Je suis dans l'une des plus belles villes au monde : New-York. J'ai bientôt 27 ans et ça fait autant de temps que j'ai envie de visiter cette merveille. Autant vous dire que je vis un rêve depuis mon arrivée la veille au soir. J'ai même un rencard avec Amanda, une jolie blonde américaine, rencontrée sur une application pour parfaire ses compétences linguistiques… Aucune intention au départ, aucune arrière pensée. Juste un besoin de s'aider mutuellement dans nos langues respectives. Et puis à force de s'écrire, des affinités se sont créées. Puis le désir d'avoir plus de temps pour l'autre, puis le désir de rencontrer l'autre. Pour, au final, tout simplement, le désir de l'autre…

Bien évidemment, je doute. Je doute de moi, de comment va se passer ce rendez-vous. Vais-je arriver à la séduire ? Vais-je être à son goût ? Tant de futiles questions. Surtout quand on connait la suite…

Car, en effet, rien ne va se passer comme prévu…

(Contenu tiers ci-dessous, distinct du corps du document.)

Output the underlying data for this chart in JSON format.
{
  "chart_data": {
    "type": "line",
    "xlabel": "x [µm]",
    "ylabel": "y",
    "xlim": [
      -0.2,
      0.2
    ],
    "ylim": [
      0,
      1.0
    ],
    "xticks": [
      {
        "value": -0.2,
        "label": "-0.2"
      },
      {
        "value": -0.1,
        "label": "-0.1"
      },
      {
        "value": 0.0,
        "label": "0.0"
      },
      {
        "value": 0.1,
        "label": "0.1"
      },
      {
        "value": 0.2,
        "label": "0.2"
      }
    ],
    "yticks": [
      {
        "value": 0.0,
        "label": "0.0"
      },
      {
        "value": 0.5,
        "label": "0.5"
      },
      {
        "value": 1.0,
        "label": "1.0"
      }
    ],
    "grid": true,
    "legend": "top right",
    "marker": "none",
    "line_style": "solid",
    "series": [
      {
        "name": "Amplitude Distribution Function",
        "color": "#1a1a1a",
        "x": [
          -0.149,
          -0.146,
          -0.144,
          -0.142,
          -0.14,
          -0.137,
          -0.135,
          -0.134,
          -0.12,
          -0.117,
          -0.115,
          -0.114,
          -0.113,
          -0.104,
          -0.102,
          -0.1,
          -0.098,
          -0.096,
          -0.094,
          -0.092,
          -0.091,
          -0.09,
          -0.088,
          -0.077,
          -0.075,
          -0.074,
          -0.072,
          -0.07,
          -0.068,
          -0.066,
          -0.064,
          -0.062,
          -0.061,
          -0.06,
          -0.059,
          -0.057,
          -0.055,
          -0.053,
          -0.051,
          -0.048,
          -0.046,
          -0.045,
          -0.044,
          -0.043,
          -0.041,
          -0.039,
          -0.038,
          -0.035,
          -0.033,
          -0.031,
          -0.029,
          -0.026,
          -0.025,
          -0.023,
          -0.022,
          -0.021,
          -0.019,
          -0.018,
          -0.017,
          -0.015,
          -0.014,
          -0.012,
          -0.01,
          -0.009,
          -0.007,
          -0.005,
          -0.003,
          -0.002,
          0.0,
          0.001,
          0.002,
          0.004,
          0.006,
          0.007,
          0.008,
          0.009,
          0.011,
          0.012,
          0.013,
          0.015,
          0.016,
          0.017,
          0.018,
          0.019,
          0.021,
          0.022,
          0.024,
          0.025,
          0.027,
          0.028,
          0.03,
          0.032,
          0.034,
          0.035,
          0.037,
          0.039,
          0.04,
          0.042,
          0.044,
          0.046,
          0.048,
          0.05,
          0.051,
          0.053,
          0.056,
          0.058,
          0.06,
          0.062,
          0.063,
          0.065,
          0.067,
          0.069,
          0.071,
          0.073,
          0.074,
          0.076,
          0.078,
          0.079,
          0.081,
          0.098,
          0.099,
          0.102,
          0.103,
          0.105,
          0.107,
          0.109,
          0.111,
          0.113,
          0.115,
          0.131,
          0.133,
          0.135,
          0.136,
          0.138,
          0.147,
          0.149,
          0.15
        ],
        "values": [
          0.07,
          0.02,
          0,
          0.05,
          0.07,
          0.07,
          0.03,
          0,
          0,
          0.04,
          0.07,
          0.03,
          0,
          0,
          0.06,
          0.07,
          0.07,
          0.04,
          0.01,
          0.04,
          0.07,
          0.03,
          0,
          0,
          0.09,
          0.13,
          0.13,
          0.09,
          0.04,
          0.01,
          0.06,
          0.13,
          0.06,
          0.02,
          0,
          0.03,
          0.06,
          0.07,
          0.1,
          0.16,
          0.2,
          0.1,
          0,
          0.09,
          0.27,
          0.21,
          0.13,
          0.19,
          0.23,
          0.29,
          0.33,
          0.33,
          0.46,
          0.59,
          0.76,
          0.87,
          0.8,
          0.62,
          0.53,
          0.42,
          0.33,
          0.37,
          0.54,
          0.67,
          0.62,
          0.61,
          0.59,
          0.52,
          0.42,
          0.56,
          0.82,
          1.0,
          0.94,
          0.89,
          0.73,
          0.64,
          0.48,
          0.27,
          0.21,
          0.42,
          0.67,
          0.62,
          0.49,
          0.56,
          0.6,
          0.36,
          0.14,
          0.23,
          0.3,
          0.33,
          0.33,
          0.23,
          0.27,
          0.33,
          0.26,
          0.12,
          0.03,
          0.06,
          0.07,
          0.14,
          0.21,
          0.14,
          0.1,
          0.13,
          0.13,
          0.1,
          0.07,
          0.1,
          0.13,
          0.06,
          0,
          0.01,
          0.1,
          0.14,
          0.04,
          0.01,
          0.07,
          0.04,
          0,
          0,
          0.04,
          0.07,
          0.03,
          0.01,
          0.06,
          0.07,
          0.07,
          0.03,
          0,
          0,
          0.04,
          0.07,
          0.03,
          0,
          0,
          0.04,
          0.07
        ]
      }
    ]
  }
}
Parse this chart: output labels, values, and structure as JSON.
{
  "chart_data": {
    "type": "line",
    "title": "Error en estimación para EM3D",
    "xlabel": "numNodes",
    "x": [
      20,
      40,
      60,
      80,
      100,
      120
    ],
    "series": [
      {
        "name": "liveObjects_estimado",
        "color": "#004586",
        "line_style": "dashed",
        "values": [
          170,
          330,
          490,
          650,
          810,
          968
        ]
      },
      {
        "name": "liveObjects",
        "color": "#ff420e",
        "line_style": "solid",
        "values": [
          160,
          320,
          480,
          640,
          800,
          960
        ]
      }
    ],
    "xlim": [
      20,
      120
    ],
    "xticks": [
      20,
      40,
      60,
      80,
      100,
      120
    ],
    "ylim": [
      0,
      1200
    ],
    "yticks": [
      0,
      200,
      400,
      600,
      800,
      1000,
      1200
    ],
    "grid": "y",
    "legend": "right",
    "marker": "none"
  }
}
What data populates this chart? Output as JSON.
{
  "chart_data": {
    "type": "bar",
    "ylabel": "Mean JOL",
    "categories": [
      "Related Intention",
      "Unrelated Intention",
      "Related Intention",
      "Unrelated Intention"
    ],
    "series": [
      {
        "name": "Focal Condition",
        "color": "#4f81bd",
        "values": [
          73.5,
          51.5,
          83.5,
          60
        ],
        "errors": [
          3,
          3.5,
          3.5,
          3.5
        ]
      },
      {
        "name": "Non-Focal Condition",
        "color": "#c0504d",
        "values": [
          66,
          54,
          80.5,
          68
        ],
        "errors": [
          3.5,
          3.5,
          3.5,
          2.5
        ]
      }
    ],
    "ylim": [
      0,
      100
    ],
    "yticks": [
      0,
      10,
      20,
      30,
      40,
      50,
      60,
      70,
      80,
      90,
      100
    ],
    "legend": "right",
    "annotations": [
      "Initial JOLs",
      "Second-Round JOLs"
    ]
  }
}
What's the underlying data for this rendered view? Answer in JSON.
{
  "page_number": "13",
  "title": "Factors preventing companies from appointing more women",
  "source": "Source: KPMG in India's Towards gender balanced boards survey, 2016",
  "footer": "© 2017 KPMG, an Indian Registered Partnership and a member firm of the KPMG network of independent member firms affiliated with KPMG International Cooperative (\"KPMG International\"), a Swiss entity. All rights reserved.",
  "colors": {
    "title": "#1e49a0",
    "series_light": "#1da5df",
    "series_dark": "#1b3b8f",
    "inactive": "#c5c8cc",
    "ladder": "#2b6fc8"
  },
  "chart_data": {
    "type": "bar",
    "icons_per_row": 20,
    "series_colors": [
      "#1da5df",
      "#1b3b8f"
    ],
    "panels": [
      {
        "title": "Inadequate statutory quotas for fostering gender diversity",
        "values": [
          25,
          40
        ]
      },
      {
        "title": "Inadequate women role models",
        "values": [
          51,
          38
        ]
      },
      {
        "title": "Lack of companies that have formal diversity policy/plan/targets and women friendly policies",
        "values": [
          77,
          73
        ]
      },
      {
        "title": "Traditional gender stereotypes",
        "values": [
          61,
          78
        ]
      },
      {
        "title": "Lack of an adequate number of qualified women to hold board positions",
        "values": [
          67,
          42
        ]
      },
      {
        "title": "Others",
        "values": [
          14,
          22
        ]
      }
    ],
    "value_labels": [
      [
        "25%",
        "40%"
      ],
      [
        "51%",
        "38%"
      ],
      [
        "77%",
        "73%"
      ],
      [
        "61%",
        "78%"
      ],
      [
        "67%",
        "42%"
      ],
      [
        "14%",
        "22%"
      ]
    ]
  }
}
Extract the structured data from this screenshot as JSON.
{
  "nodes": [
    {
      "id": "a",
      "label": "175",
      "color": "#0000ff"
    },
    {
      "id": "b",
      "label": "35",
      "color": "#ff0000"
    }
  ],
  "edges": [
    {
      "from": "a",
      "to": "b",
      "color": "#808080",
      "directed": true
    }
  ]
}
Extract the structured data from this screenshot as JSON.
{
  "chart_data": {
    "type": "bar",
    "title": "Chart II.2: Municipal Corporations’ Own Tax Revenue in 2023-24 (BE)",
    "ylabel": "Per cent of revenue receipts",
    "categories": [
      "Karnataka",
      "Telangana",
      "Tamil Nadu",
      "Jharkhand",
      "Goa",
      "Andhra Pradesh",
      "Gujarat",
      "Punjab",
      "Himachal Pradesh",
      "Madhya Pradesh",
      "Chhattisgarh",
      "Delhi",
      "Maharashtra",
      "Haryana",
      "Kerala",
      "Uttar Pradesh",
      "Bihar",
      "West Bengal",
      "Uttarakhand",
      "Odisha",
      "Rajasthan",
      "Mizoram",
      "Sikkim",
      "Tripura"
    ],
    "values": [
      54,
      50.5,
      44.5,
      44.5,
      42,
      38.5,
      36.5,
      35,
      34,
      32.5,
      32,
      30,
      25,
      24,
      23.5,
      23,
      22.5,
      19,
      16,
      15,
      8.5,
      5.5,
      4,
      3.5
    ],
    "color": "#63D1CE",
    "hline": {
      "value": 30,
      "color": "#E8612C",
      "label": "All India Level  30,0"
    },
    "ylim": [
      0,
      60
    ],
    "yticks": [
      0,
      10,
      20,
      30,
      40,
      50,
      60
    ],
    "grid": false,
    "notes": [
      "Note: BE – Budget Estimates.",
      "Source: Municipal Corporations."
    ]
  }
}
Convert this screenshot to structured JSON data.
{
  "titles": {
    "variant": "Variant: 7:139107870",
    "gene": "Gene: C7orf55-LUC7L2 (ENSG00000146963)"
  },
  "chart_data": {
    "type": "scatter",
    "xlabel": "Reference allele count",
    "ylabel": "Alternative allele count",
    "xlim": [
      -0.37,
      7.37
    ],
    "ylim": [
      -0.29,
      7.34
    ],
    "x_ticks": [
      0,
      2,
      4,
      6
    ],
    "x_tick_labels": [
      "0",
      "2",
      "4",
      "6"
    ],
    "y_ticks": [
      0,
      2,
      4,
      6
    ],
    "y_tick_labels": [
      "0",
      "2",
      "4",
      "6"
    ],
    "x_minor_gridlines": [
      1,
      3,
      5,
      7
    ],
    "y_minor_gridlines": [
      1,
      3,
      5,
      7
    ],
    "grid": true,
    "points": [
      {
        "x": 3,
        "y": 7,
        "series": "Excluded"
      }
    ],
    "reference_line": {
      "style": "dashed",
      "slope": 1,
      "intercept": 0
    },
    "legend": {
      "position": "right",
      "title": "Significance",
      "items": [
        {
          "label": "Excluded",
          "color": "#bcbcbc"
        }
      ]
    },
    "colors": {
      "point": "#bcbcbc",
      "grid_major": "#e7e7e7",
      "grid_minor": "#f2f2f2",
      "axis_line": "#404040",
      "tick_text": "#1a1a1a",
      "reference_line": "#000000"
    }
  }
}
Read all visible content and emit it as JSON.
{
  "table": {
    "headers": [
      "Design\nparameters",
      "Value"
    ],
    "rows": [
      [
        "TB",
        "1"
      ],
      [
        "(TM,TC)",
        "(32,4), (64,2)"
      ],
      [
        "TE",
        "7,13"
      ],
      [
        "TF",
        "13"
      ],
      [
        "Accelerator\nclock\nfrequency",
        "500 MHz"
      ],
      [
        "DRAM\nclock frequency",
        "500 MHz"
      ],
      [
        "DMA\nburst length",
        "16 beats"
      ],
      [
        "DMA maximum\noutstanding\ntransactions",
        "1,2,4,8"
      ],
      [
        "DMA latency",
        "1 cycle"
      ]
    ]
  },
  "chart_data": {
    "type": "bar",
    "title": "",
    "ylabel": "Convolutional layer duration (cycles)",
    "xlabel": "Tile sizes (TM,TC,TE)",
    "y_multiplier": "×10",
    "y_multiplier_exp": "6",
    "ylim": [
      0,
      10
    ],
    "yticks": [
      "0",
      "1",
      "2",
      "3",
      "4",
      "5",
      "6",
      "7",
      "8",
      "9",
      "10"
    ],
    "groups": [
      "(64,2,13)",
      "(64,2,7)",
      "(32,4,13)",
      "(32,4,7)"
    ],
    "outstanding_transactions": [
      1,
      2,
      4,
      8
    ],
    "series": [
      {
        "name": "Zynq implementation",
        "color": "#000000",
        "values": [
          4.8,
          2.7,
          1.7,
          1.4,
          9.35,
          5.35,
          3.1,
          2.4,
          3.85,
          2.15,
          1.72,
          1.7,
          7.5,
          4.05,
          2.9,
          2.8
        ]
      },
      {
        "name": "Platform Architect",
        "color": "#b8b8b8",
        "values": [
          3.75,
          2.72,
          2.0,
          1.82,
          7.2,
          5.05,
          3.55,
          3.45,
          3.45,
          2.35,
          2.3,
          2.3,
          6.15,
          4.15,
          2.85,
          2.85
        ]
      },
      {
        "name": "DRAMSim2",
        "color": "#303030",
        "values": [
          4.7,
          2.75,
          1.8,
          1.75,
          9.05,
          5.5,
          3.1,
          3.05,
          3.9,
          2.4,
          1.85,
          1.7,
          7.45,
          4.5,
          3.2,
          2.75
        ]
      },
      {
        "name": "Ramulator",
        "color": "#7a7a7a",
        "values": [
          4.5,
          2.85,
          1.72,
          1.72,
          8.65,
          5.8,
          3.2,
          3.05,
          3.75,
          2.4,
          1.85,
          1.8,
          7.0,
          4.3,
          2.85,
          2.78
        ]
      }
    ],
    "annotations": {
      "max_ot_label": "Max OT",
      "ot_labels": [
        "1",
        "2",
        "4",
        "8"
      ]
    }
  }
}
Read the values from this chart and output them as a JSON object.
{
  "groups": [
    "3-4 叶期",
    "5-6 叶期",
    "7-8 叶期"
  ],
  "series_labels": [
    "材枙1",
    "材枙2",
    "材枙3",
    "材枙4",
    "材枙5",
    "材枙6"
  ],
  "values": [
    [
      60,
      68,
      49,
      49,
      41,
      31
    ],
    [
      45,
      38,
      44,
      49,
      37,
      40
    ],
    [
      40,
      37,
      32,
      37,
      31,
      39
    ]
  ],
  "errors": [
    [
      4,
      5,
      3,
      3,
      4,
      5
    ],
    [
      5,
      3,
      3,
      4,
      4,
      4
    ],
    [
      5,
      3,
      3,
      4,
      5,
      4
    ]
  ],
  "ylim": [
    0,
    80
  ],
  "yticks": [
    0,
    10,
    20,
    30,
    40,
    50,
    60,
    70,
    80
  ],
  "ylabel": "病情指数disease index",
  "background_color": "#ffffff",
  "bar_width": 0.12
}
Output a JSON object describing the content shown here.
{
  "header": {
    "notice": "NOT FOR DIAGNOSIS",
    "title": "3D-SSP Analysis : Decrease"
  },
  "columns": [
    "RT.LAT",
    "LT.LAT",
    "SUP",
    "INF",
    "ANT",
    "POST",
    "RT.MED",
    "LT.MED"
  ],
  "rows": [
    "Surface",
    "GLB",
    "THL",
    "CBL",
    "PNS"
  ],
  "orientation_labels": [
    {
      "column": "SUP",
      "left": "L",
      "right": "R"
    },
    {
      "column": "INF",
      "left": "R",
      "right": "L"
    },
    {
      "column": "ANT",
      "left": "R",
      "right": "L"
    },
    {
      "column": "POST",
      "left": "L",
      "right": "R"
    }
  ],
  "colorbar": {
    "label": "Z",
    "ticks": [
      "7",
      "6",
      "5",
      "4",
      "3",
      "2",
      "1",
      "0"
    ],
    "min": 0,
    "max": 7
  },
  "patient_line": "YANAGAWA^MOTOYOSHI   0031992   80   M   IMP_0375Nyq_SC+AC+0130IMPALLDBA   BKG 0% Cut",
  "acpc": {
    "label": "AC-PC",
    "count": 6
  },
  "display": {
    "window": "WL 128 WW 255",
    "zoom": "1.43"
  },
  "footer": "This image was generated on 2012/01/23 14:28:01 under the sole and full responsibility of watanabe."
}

Je sors à la station "137th Street-City College", elle m'y attend. On se salue par un câlin,"a free hug" comme ils aiment dire puis on se dirige vers un bar. Il y a un guitariste sur une petite scène qui baraguine des chansons en franglais ou en yaourt. Façon Frédéric Mercury ou Jean-Paul McCartney. On commande nos cocktails, Manhattan pour elle et, le classique mais jamais décevant, Mojito, pour moi.

Tout en sirotant nos breuvages, je vois bien qu'elle me dévore des yeux. Si bien qu'après plusieurs gorgées, elle se penche vers moi, me glisse à l'oreille qu'elle a envie de moi depuis bien longtemps et qu'elle veut qu'on passe la nuit ensemble. Puis elle m'embrasse. Ses lèvres sur les miennes ainsi que ses mots me font l'effet d'une bombe. Mon pauvre petit coeur doit bien se demander ce que c'est que ce bordel…

Mais je suis extirpé de ce moment magique par une envie pressante.

Quand je reviens, c'est le drame. Je découvre Amanda à la table d'à-côté, embrassant une fille, les mains de l'inconnue à un endroit précis que, rigoureusement, ma mère m'a défendu d'nommer ici…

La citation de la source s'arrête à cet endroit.